How come? HALT-PSIt is such an effective technique that you should have it in your toolbox. It helps answer the question. Why could this be??
This framework doesn’t only help with the life-changing decisions we make when we’re emotionally overwhelmed. This framework can help us to see ourselves and recognize the path it takes us.
I’m a first-time dad with a five-week-old daughter. It’s not easy. In her second week alive, I was already telling myself that I wasn’t strong enough to be a dad. It was only because I had exhausted myself that it became a reality. Did I really think she would be disappointed?
In a previous life, I wouldn’t have allowed that to be my future story. Now, however, I am reassessing because I see many reasons I may be wrong.
Here I am five weeks in, and I regret selling myself short because I didn’t give myself the chance to prove myself. I’m doing the best I can at something I’ve never done before.

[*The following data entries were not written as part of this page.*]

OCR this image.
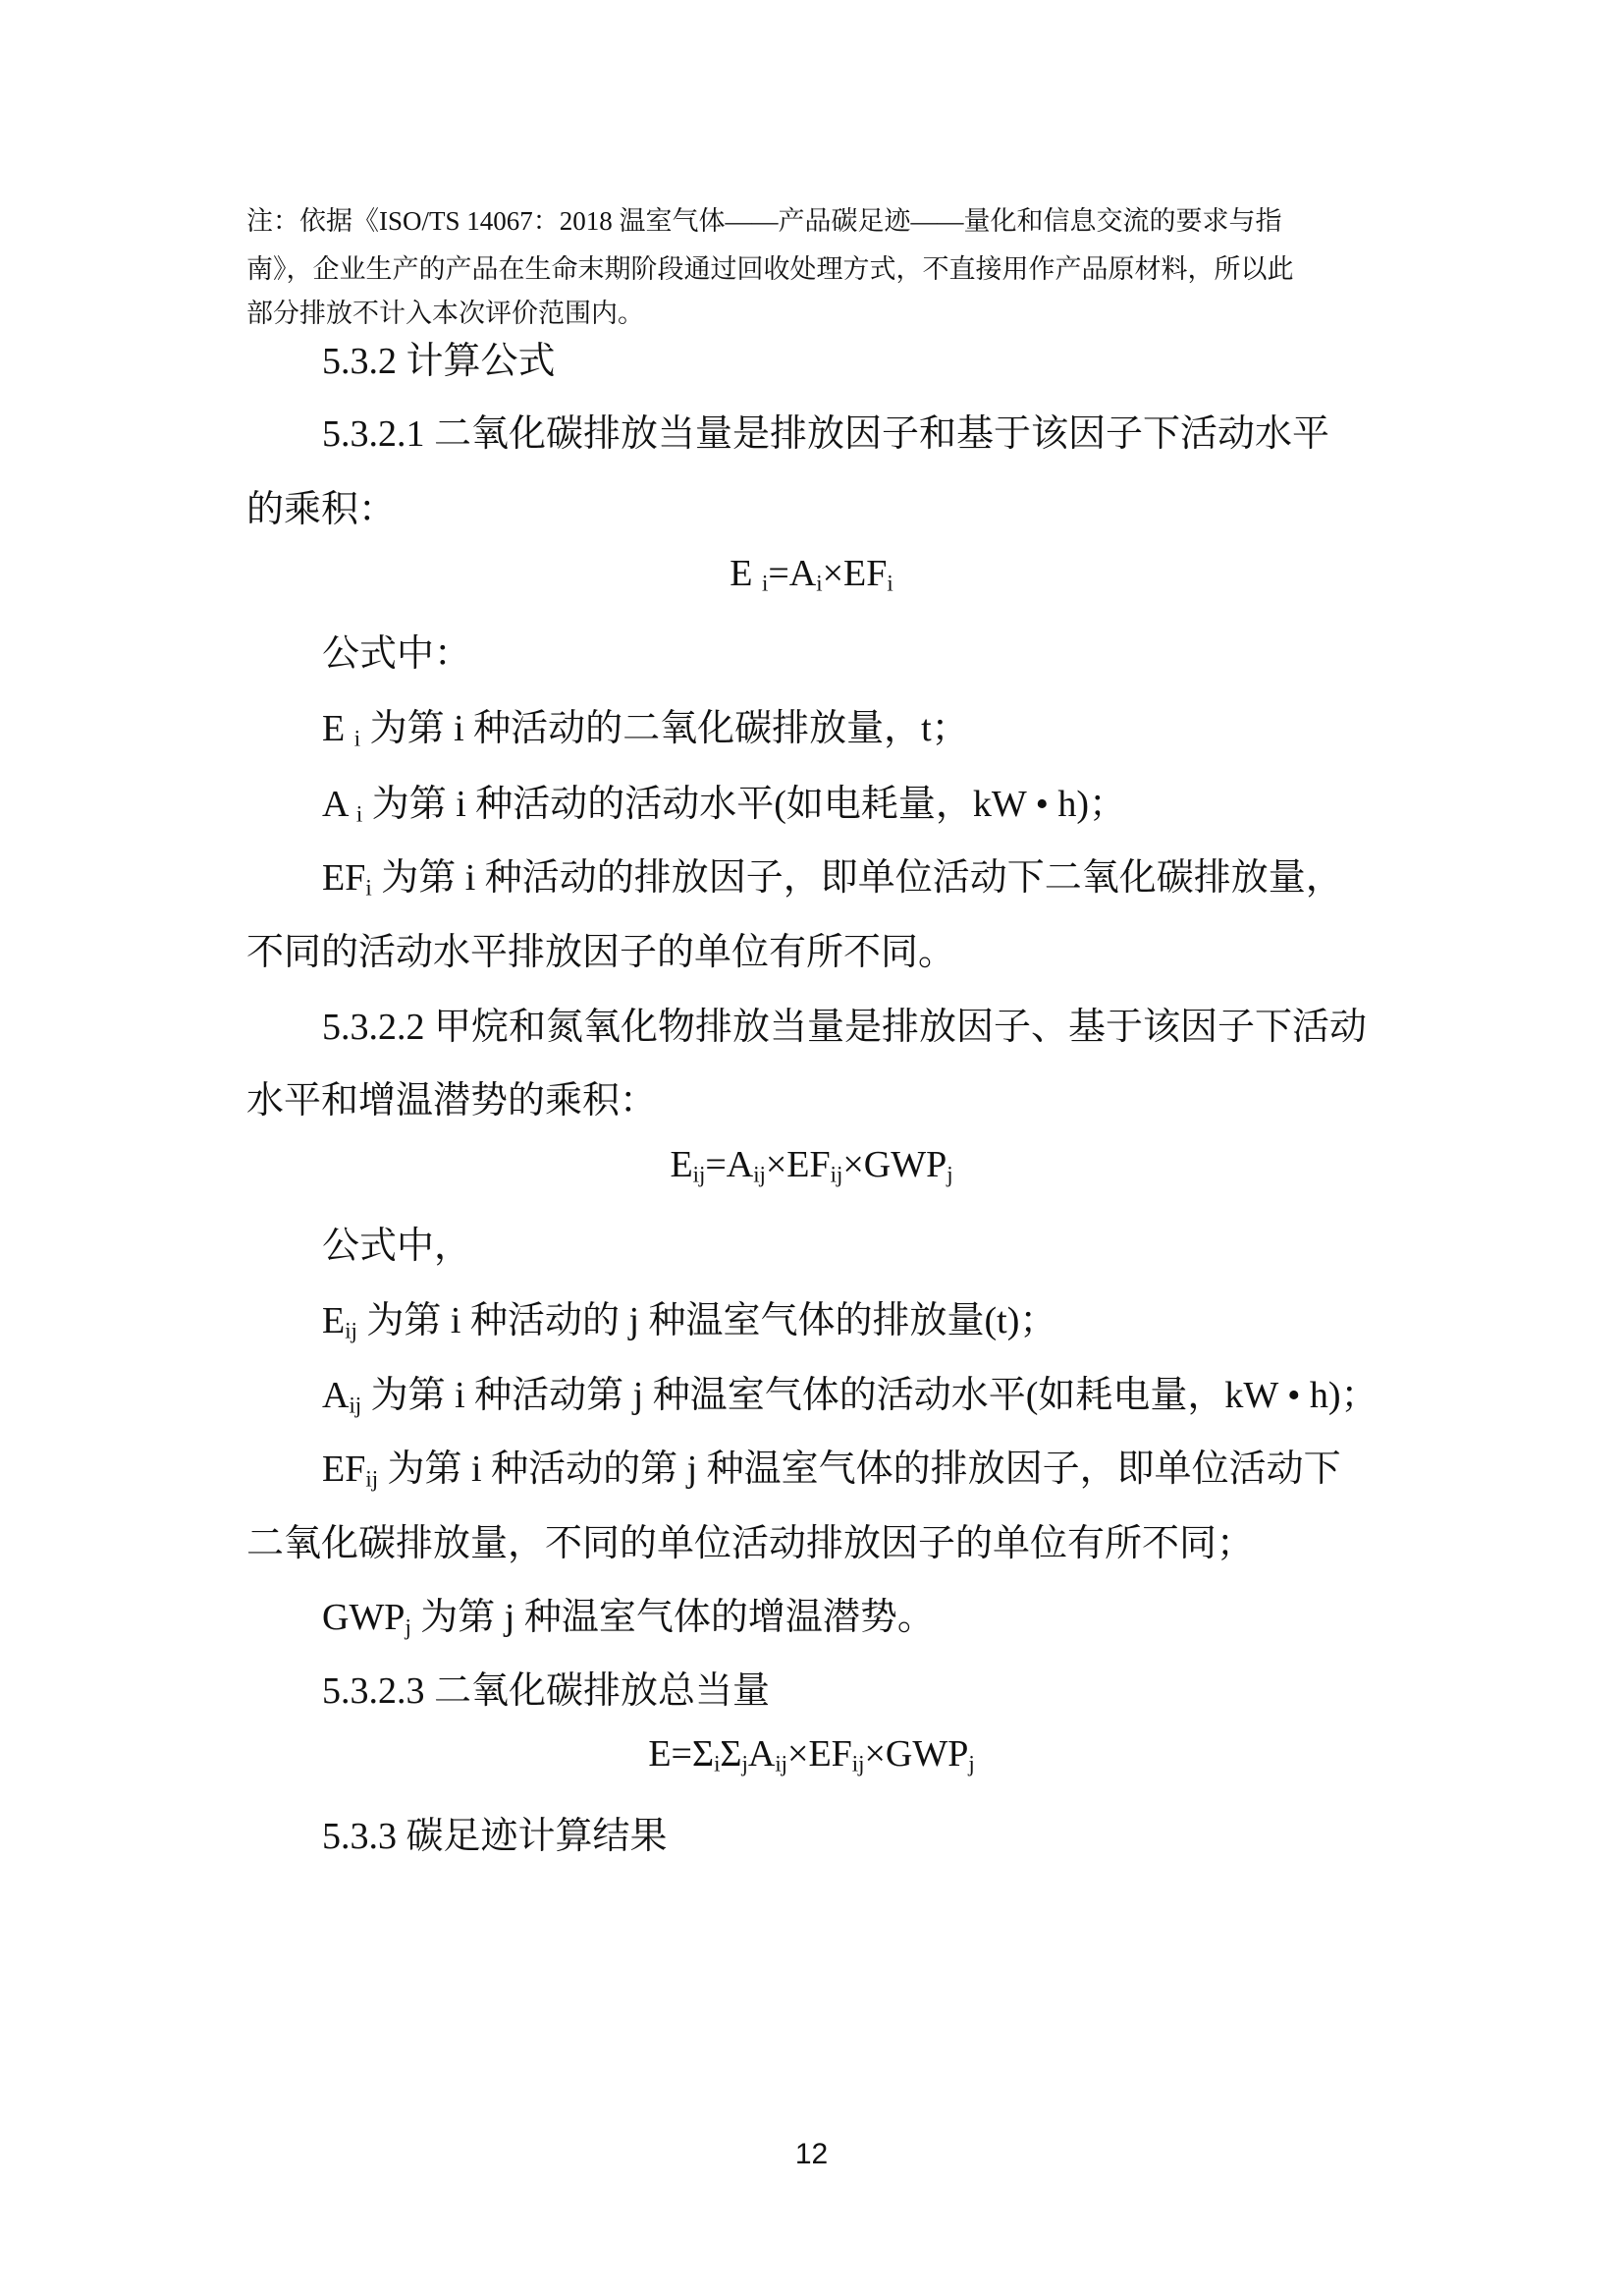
注：依据《ISO/TS 14067：2018 温室气体——产品碳足迹——量化和信息交流的要求与指
南》，企业生产的产品在生命末期阶段通过回收处理方式，不直接用作产品原材料，所以此
部分排放不计入本次评价范围内。
5.3.2 计算公式
5.3.2.1 二氧化碳排放当量是排放因子和基于该因子下活动水平
的乘积：
E $_i=A_i\times EF_i$
公式中：
E $_i$ 为第 i 种活动的二氧化碳排放量，t；
A $_i$ 为第 i 种活动的活动水平(如电耗量，kW • h)；
$EF_i$ 为第 i 种活动的排放因子，即单位活动下二氧化碳排放量，
不同的活动水平排放因子的单位有所不同。
5.3.2.2 甲烷和氮氧化物排放当量是排放因子、基于该因子下活动
水平和增温潜势的乘积：
$E_{ij}=A_{ij}\times EF_{ij}\times GWP_j$
公式中，
$E_{ij}$ 为第 i 种活动的 j 种温室气体的排放量(t)；
$A_{ij}$ 为第 i 种活动第 j 种温室气体的活动水平(如耗电量，kW • h)；
$EF_{ij}$ 为第 i 种活动的第 j 种温室气体的排放因子，即单位活动下
二氧化碳排放量，不同的单位活动排放因子的单位有所不同；
$GWP_j$ 为第 j 种温室气体的增温潜势。
5.3.2.3 二氧化碳排放总当量
$E=\Sigma_i\Sigma_jA_{ij}\times EF_{ij}\times GWP_j$
5.3.3 碳足迹计算结果
12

Isn’t that the single best lesson we can ever hope to teach a kid? Give it your all. Don’t regret what you’re trying your best on.

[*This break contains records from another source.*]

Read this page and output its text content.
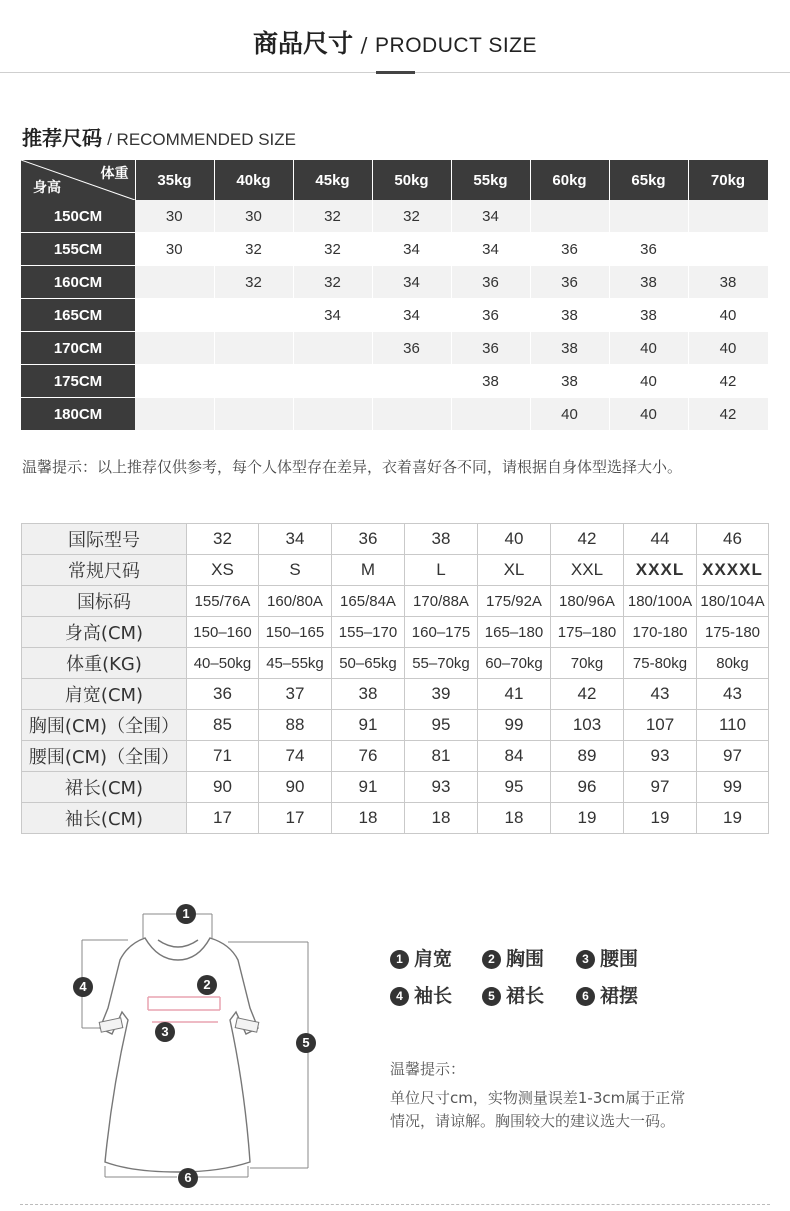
商品尺寸 / PRODUCT SIZE
推荐尺码 / RECOMMENDED SIZE
体重
身高	35kg	40kg	45kg	50kg	55kg	60kg	65kg	70kg
150CM	30	30	32	32	34			
155CM	30	32	32	34	34	36	36	
160CM		32	32	34	36	36	38	38
165CM			34	34	36	38	38	40
170CM				36	36	38	40	40
175CM					38	38	40	42
180CM						40	40	42
温馨提示：以上推荐仅供参考，每个人体型存在差异，衣着喜好各不同，请根据自身体型选择大小。
国际型号	32	34	36	38	40	42	44	46
常规尺码	XS	S	M	L	XL	XXL	XXXL	XXXXL
国标码	155/76A	160/80A	165/84A	170/88A	175/92A	180/96A	180/100A	180/104A
身高(CM)	150–160	150–165	155–170	160–175	165–180	175–180	170-180	175-180
体重(KG)	40–50kg	45–55kg	50–65kg	55–70kg	60–70kg	70kg	75-80kg	80kg
肩宽(CM)	36	37	38	39	41	42	43	43
胸围(CM)（全围）	85	88	91	95	99	103	107	110
腰围(CM)（全围）	71	74	76	81	84	89	93	97
裙长(CM)	90	90	91	93	95	96	97	99
袖长(CM)	17	17	18	18	18	19	19	19
1
2
3
4
5
6
1 肩宽	2 胸围	3 腰围
4 袖长	5 裙长	6 裙摆
温馨提示：
单位尺寸cm，实物测量误差1-3cm属于正常
情况，请谅解。胸围较大的建议选大一码。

Without the awareness of HALT-PS, I wouldn’t have recognized that my thinking was impaired under a cloud of sleep deprivation and stress.
We can see our thoughts clearly and make decisions about what to do with them.
Every argument does not have to end in a fight. Not every argument has to end in a fight. With awareness of the emotions in our moment we can easily deescalate situations.
Use it! HALT-PSFor this reason. To ignore our emotions is like drinking and driving. It’s stupid. You don’t have the cognitive ability to make a safe decision.
In the heat of the moment, our emotional disposition and moods routinely distort what we see and how we relate to what’s going on. I’m not that angryIt’s like saying I’ve only had a few beers. It doesn’t take much to wrap you around a pole.
Simple is best. Sometimes it is best to not make any decisions at all.
We aren’t making decisions about our lives that will affect our futures. You can take a step back and see the bigger picture through HALT-PS.
Do you feel an emotion? Be vulnerable.
I’ve gotten in the habit of telling my wife the truth, and it’s a rather novel idea that works pretty damn well. When I’m charged up, I tell her I’m not in the emotional headspace you deserve for this conversation. When I have the capacity, I promise we will talk about this because I know it’s important to you.
Don’t forget to be aware. Be aware HALT-PSIt’s like having magical powers. It doesn’t make the emotions go away, but you will become a master at surfing the waves that so many people get crushed by.
Chris Wilson
Chris Wilson is bipolar and creative, with an eye for personal improvement. He is passionate about productivity, minimalism and living a happy life. Simplify YourWhy is his blog, in which he shares the lessons he learned from his struggles with depression, bipolar type II, and entrepreneurship. A free course was created by him for those who want to live a simpler, happier and more productive life with less stress. It is available by clicking this link.